What a journal means for its subject area is frequently determined by the impact factor (IF), which serves as a marker. Eugene Garfield, the man behind the Institute for Scientific Information, was the first to mention it. Although IF is frequently used by organisations and clinicians, there are many misconceptions about how it is calculated, why it matters, and how it can be applied. The level of peer review and articles of the journal are not factors that affect a journal’s IF. The average citation numbers of published articles decide this for a journal.

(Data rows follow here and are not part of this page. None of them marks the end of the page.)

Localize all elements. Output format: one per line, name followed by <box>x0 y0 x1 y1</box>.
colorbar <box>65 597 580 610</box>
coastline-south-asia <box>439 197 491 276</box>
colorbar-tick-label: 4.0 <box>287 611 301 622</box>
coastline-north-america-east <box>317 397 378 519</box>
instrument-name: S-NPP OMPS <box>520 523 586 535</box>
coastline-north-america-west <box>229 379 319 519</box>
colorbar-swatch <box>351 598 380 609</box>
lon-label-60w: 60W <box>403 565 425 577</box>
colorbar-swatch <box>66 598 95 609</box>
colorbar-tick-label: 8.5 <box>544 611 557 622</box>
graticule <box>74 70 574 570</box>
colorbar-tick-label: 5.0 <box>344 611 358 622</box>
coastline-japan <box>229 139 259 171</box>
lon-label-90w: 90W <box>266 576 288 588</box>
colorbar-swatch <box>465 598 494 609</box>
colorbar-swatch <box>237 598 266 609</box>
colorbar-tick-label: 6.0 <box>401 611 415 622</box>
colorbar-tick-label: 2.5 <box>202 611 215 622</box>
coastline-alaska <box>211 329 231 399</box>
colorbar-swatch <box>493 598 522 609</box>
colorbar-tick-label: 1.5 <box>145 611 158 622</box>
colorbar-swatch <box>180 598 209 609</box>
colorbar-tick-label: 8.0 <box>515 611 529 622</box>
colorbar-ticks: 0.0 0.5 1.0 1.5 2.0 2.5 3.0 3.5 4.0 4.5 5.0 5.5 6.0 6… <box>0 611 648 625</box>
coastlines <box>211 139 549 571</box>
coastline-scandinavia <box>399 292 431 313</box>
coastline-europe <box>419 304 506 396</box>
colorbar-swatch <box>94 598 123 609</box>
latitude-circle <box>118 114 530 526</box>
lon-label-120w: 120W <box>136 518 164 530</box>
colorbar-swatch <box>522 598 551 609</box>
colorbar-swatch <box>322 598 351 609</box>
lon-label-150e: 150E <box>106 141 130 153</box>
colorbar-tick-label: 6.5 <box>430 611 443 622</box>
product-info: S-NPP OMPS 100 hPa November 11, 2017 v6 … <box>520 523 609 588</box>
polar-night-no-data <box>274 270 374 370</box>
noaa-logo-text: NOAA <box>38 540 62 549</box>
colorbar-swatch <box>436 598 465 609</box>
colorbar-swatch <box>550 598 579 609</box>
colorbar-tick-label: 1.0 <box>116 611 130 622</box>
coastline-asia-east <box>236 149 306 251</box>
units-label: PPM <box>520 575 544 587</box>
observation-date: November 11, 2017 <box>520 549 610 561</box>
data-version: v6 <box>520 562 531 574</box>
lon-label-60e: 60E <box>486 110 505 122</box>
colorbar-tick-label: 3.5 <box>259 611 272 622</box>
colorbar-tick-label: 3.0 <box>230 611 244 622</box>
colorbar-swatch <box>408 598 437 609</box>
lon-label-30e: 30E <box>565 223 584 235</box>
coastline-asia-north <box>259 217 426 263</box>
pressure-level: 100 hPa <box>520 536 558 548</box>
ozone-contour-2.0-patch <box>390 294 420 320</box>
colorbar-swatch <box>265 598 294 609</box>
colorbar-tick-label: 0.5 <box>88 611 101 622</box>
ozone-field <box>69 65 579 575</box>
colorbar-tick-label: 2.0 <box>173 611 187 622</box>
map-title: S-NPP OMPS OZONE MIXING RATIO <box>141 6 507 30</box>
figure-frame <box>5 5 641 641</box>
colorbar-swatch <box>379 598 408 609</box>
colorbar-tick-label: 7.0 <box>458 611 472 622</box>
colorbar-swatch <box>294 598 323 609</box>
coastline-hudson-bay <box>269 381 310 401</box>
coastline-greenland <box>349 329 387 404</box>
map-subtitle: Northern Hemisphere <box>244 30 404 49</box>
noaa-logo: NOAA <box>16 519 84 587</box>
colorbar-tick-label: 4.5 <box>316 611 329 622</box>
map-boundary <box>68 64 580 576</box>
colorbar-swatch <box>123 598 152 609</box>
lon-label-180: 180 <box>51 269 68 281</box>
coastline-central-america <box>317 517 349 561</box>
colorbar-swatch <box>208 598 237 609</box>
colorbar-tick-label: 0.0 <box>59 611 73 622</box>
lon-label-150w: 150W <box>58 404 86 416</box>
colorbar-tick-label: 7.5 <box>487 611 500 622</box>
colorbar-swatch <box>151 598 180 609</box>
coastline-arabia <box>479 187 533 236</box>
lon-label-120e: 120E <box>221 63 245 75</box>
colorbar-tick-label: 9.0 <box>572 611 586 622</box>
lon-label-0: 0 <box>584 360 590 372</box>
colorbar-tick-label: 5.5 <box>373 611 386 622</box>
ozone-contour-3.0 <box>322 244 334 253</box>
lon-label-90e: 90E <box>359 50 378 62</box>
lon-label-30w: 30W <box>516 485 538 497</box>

The IF measures how frequently the “average article” in a journal has been cited during a given time period, and is widely used to gauge a journal’s relative importance within its area. Journals that publish more review papers will get higher IFs. Journals with higher IFs than those with lower ones are thought to be more significant. The capacity of journals and editors to draw in the best papers, in Eugene Garfield’s words, “simply reflects impact.” The maximum IFs will go to the journal that publishes the most reviews.

Factors affecting IF

Date of publication: The IF is determined by how often a journal’s articles are cited over the initial years following publication. This is bad for journals that publish articles that are cited gradually over time, say over the course of ten years as opposed to immediately. In other words, compared to journals in fields like education or economics, journals on swiftly developing topics such as cell biology and computing journals have greater instant citation rates, resulting in high IFs.

Impact Factor of the Journal: Journal articles are not cited equally throughout the journal. Even if some articles may not receive any citations at all, a smart number of highly cited ones may result in a high IF for the journal. The standard of each article published in a journal is therefore not accurately reflected by the IF. Additionally, journals having more articles and issues may have higher Ifs, and this could be deceptive because they do not necessarily reflect the calibre of the articles.

Review papers: Editorials, letters, news articles, and review articles (which frequently have more citations) are not included in the total number of articles but are included in the journal’s count of citations if they are cited. This opens up the possibility of manipulating the ratio utilised to determine IFs, which can sometimes result in inflated impact factors.

Clinical Journals: Typically, these journals have few citations. As a result, these journals are at a disadvantage to those in the field that publish in research journals with more citations.

Unsymmetrical Coverage: The Journal Citation Report puts a lot more of its attention on fields where journal articles are the main forms of publication. In the fields of social science and humanism, where books and other publishing mediums are increasingly prevalent, it offers less coverage.